Jason Alexander, Priyal Nanda, Kai-Cheng Yang, Ali Sarvghad
TL;DR
This paper investigates whether GPT-4 family LVLMs can detect misleading visualizations in social-media visuals. It uses a large dataset of tweet–visualization pairs, with 888 reasoning and 730 design misleaders, and tests four prompting regimes across three GPT-4 models. The results show that naive zero-shot yields moderate detection, with guided zero-shot and guided few-shot prompting substantially boosting accuracy; the best overall performance occurs with guided zero-shot (AUC ≈ 0.821), while misleader type influences which prompting strategy is most effective.

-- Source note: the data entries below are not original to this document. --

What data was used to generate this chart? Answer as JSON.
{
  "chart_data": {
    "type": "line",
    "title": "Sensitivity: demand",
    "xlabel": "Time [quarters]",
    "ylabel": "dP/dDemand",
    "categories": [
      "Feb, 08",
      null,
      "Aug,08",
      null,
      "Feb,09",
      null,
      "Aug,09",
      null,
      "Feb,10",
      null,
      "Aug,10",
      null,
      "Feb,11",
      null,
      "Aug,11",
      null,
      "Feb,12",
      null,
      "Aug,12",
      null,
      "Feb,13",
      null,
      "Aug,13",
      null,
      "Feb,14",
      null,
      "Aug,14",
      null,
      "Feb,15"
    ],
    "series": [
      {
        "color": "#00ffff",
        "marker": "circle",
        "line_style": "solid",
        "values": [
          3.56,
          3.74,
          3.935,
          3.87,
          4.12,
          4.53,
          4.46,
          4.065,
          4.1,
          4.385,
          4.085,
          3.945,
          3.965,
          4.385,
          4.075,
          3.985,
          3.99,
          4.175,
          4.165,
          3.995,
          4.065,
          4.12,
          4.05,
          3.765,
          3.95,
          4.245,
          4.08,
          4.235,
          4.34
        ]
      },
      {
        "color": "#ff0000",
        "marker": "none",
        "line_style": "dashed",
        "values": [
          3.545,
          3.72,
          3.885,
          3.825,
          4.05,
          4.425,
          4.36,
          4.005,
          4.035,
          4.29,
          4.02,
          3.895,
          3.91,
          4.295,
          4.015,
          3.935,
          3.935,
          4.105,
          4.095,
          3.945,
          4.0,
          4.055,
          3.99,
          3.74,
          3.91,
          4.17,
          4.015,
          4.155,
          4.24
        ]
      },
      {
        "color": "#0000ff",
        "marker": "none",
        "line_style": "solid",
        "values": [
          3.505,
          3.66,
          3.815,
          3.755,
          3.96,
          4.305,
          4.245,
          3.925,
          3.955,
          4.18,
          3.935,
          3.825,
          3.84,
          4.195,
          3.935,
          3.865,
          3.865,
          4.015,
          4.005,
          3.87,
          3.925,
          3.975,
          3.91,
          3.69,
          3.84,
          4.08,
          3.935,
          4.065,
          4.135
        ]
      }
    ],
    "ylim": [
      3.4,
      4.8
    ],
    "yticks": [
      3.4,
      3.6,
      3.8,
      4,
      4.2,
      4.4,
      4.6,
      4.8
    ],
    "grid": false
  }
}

The work demonstrates the feasibility of LVLM-based detection of visual misinformation and emphasizes the importance of prompt design for practical deployment and further research.
Abstract
The proliferation of misleading visualizations online, particularly during critical events like public health crises and elections, poses a significant risk. This study investigates the capability of GPT-4 models (4V, 4o, and 4o mini) to detect misleading visualizations. Utilizing a dataset of tweet-visualization pairs containing various visual misleaders, we test these models under four experimental conditions with different levels of guidance. We show that GPT-4 models can detect misleading visualizations with moderate accuracy without prior training (naive zero-shot) and that performance notably improves when provided with definitions of misleaders (guided zero-shot). However, a single prompt engineering technique does not yield the best results for all misleader types. Specifically, providing the models with misleader definitions and examples (guided few-shot) proves more effective for reasoning misleaders, while guided zero-shot performs better for design misleaders. This study underscores the feasibility of using large vision-language models to detect visual misinformation and the importance of prompt engineering for optimized detection accuracy.